1Sarah: “Whoever is faithful in a very little is faithful also in much; and whoever is dishonest in a very little is dishonest also in much. 11If then you have not been faithful with the dishonest wealth, who will entrust to you the true riches? 12And if you have not been faithful with what belongs to another, who will give you what is your own?
Ah… Jesus is talking to church leaders here. If we aren’t good stewards of the money people give to support the work of the church, why should people trust what we have to say about true riches?
The fact that God loves us? That in the end, love is all that really matters. That without love, our souls die.
Sarah: No slave can serve two masters; for a slave will either hate the one and love the other, or be devoted to the one and despise the other. You cannot serve God and wealth.”
Money is a tool for doing good, not an idol to be worship. The lottery winners who managed to beat the trend of ending up miserable were those who came to discover this truth: That their sudden wealth allowed them to have new ways to express love in this broken world.

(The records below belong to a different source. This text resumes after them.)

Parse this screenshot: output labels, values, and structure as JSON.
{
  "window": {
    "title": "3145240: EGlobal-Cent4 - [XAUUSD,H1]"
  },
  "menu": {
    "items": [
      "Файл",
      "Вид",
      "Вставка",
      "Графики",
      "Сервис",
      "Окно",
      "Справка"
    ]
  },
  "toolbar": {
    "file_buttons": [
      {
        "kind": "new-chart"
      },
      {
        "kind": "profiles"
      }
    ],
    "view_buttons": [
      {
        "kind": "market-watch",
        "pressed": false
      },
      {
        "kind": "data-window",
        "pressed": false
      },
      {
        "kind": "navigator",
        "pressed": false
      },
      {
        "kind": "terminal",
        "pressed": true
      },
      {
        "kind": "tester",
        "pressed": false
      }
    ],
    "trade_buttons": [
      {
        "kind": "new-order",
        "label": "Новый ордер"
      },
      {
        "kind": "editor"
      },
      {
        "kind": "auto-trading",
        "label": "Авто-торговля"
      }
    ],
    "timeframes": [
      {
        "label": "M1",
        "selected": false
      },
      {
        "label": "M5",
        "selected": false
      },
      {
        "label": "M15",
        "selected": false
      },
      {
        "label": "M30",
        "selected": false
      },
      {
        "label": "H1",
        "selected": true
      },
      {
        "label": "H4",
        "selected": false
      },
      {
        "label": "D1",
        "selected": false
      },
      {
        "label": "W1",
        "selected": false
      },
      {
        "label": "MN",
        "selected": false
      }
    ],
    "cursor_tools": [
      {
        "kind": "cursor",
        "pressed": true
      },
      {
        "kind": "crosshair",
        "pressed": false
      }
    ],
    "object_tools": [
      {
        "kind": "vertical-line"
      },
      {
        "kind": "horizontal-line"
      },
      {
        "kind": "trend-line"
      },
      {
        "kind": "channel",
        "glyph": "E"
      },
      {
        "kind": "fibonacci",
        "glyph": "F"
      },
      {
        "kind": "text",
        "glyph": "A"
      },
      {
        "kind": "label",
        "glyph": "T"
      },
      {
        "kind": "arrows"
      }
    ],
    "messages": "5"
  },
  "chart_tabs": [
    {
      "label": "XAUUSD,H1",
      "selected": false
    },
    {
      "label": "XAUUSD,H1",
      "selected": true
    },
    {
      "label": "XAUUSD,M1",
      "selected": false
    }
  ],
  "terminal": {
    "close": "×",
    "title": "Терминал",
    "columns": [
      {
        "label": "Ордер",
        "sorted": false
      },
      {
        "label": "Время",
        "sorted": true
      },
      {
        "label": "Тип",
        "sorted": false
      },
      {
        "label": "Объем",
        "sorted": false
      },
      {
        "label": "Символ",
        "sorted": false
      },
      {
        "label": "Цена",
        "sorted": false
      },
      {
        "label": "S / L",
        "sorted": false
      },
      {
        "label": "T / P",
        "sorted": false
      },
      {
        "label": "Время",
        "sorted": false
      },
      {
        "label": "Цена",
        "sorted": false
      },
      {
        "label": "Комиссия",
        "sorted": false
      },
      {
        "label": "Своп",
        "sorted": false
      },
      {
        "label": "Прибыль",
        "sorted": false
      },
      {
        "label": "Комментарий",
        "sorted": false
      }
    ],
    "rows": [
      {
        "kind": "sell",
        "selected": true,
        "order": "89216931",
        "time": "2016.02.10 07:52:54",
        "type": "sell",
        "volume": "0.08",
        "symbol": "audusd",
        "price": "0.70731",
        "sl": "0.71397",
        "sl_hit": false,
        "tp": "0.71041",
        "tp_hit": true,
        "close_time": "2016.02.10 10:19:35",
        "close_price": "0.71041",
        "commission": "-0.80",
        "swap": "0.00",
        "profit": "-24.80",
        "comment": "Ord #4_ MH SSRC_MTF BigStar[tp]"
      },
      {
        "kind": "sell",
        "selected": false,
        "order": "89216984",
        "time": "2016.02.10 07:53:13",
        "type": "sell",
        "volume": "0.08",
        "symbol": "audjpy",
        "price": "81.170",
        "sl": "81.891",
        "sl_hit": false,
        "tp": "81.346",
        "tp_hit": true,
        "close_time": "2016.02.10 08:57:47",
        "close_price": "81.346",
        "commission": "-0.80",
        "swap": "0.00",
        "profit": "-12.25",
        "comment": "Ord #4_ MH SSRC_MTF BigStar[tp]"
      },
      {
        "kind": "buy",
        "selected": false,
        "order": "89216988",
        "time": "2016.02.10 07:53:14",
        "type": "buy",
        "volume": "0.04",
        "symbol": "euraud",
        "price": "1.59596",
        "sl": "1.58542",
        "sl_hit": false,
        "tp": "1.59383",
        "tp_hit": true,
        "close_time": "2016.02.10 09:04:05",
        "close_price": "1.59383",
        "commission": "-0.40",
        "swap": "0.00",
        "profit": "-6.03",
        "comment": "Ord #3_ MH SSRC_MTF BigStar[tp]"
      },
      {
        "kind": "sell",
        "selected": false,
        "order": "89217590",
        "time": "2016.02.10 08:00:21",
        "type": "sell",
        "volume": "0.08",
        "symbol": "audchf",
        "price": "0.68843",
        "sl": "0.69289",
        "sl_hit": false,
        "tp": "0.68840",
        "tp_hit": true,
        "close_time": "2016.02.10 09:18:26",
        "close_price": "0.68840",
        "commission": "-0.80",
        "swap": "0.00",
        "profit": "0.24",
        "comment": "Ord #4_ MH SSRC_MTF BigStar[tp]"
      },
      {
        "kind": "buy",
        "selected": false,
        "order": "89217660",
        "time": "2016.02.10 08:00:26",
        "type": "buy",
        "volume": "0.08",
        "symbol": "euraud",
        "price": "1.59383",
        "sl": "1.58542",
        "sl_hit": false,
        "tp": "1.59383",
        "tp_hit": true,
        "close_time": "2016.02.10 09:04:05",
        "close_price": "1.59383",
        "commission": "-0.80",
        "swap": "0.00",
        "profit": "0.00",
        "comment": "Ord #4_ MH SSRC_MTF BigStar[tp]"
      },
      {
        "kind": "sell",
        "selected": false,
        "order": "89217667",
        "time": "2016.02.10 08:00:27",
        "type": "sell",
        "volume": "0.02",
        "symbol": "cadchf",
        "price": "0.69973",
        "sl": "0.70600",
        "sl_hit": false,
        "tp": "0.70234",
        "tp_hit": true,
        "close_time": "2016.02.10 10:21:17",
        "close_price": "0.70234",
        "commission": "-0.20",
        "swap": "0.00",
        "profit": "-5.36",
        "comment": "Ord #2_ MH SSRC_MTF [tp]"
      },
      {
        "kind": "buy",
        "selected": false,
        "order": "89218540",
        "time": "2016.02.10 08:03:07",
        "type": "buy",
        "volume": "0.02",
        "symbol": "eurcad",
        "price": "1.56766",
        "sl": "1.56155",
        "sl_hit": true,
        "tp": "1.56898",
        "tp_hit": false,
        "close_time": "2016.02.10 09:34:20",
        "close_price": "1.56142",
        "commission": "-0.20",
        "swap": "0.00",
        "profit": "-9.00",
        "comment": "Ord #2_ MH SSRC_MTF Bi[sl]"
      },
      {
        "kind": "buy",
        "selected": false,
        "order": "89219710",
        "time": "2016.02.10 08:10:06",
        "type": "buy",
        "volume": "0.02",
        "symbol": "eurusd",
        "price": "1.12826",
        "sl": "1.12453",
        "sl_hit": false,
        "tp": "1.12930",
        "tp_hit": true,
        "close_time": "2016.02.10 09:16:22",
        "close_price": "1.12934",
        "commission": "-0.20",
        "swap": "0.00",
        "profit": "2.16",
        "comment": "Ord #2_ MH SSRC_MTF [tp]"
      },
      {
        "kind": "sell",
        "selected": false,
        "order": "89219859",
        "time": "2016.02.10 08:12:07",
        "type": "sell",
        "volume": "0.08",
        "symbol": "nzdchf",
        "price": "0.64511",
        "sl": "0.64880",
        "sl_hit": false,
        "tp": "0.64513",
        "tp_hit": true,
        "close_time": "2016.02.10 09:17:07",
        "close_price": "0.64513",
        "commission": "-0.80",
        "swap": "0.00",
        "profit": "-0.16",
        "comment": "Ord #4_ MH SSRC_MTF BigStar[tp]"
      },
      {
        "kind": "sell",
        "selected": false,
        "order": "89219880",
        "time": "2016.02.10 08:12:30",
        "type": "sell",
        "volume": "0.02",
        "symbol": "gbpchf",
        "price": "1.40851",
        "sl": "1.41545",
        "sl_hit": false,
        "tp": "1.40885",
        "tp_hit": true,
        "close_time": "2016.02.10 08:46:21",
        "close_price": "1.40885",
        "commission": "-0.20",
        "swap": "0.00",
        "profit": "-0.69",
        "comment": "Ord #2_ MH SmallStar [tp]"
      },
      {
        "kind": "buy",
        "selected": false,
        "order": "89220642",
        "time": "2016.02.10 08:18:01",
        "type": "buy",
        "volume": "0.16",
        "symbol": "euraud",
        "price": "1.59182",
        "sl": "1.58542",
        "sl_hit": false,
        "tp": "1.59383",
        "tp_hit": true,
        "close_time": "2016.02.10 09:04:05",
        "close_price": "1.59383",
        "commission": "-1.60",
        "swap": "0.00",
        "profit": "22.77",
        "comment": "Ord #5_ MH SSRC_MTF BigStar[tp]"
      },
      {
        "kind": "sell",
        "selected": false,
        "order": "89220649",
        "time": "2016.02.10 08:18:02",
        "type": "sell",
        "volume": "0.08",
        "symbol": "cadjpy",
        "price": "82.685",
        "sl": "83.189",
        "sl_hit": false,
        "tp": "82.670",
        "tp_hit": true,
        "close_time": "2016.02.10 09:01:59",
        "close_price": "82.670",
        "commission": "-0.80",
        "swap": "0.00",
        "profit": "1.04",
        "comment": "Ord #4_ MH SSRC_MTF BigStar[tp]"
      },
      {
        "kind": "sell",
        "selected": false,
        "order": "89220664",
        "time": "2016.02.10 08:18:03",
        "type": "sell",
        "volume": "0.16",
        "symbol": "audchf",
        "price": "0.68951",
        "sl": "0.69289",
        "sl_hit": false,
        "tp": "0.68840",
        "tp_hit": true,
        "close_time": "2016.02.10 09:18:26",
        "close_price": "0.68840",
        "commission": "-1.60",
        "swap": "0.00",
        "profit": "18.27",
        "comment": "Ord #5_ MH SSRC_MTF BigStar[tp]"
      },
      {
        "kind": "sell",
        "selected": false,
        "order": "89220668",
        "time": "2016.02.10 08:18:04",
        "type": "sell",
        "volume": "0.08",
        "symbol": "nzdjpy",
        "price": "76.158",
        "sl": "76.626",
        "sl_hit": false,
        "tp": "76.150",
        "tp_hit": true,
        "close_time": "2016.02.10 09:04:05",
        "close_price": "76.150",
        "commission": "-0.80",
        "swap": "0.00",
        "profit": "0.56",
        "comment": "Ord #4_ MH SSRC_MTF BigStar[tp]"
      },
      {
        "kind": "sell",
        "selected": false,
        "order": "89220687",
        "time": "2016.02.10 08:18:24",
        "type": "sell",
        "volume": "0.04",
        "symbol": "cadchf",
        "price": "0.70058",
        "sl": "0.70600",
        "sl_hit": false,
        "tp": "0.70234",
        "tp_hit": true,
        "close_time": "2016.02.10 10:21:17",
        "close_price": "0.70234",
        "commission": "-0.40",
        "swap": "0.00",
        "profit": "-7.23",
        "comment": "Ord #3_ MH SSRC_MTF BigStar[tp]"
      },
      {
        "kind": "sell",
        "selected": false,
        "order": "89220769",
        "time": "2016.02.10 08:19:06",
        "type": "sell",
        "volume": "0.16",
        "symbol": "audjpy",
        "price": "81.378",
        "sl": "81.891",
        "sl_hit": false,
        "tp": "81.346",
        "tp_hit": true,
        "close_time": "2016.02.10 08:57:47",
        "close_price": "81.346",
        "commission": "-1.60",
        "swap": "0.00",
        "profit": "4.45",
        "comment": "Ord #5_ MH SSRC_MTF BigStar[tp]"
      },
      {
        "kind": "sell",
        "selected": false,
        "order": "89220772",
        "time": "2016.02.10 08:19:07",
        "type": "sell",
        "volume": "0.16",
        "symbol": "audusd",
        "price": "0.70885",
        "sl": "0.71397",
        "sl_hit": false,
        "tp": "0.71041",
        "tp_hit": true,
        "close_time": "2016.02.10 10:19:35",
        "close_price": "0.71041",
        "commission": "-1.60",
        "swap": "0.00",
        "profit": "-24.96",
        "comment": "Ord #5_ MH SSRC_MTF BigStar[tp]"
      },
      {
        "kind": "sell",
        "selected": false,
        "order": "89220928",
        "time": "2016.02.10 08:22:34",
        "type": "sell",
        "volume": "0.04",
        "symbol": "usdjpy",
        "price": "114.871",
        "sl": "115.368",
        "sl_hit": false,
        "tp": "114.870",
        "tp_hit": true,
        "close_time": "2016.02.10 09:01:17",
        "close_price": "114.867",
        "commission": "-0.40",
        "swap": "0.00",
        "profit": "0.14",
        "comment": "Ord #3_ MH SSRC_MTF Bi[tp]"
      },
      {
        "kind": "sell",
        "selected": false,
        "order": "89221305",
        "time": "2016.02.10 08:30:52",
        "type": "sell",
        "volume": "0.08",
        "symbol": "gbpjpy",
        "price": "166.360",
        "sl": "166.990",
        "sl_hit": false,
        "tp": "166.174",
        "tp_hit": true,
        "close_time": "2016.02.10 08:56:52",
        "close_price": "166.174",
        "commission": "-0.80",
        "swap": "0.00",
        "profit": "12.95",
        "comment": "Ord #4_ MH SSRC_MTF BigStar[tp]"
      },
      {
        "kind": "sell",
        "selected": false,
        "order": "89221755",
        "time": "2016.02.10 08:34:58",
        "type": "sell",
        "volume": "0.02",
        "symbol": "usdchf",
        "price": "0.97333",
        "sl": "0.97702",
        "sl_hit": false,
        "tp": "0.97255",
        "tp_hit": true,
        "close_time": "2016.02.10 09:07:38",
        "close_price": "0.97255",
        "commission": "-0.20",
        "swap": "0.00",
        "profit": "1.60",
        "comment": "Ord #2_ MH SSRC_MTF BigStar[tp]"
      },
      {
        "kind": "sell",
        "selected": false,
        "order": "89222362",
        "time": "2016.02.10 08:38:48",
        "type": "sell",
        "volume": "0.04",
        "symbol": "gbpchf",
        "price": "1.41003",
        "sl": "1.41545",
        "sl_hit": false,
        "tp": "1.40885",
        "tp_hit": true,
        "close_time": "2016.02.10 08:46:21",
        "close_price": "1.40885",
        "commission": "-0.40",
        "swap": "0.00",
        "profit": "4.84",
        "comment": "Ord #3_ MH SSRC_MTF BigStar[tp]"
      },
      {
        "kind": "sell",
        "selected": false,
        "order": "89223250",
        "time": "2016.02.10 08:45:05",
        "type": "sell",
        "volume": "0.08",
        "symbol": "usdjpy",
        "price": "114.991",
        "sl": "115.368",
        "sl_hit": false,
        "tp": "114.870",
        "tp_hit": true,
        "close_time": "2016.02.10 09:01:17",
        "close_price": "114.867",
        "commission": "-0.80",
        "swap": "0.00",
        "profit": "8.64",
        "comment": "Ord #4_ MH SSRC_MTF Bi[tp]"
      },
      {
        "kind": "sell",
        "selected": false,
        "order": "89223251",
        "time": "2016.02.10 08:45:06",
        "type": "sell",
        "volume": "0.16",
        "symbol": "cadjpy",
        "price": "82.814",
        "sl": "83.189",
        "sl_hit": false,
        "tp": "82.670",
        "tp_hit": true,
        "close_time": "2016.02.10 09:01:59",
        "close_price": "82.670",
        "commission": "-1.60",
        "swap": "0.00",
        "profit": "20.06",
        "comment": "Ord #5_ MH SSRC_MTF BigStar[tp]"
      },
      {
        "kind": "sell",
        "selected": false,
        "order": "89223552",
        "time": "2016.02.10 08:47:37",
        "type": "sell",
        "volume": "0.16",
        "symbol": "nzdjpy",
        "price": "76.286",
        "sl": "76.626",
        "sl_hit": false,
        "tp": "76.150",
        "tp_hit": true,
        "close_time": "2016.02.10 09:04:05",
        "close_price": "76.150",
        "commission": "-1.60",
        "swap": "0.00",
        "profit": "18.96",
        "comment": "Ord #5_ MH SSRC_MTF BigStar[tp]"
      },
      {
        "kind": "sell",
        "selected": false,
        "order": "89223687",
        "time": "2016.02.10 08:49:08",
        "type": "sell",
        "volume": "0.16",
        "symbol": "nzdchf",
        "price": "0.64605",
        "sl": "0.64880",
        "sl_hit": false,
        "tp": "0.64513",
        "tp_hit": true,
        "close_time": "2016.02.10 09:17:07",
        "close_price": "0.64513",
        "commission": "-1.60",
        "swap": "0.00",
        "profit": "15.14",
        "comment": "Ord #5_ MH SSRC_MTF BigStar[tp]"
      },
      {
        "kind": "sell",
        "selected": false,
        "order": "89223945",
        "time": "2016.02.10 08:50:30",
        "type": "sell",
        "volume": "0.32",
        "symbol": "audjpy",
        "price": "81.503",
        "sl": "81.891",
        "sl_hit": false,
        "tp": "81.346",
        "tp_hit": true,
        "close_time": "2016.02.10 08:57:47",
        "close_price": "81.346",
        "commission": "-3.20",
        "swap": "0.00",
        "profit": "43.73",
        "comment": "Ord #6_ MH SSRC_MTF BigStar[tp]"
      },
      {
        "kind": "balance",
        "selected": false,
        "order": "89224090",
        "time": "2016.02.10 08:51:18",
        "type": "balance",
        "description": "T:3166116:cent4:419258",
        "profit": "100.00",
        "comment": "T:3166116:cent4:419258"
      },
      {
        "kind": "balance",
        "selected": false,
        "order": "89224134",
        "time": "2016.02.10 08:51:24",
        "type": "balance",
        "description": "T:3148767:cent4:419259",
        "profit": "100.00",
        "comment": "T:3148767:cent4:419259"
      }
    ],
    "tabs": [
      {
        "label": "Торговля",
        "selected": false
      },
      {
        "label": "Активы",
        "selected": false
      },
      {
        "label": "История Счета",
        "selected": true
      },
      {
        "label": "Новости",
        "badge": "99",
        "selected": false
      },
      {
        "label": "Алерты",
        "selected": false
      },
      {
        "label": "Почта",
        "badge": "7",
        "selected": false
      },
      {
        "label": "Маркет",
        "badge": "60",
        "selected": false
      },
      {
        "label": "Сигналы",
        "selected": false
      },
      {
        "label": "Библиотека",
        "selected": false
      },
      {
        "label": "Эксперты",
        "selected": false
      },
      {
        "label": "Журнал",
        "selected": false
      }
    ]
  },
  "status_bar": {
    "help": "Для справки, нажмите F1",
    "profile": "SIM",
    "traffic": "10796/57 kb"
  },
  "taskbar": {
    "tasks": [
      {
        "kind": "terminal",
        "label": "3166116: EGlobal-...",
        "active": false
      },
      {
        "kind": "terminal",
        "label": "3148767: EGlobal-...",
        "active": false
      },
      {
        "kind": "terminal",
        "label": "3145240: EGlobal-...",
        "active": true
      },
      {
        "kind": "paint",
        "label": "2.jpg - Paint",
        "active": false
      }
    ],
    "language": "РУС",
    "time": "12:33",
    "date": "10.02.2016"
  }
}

In conclusion, I want to go back to the striking occurrence of the word “squandering” that occurs in the first verse to describe the life the manager had been living – the same word that is used right before our reading to describe what the prodigal son did in the far country.
If what we claim as Christians is true: that love is the one thing that really matters, the one thing that never ends — that love is treasure in heaven – then there will be moments in our lives when we look back at our lives and realize that in many ways we have “squandered” the gift of life God gave us.
God gives us this miracle that is life itself, and we spend a great many days feeling bored rather than grateful and full of wonder. God gives us endless opportunities to express love, and we pass on by on the other side of the road like that other famous parable found in Luke’s Gospel.
We are the prodigal son. We are the manager who has squandered that of which he was called to be good stewards.
But in the end both parables are about grace.
The Father welcomes home the prodigal son. The manager becomes an agent of grace to the Rich man’s debtors, and then in the end to his surprise, becomes the object of the Rich man’s pleasure…
Life is messy. We lose our way. God’s grace is present.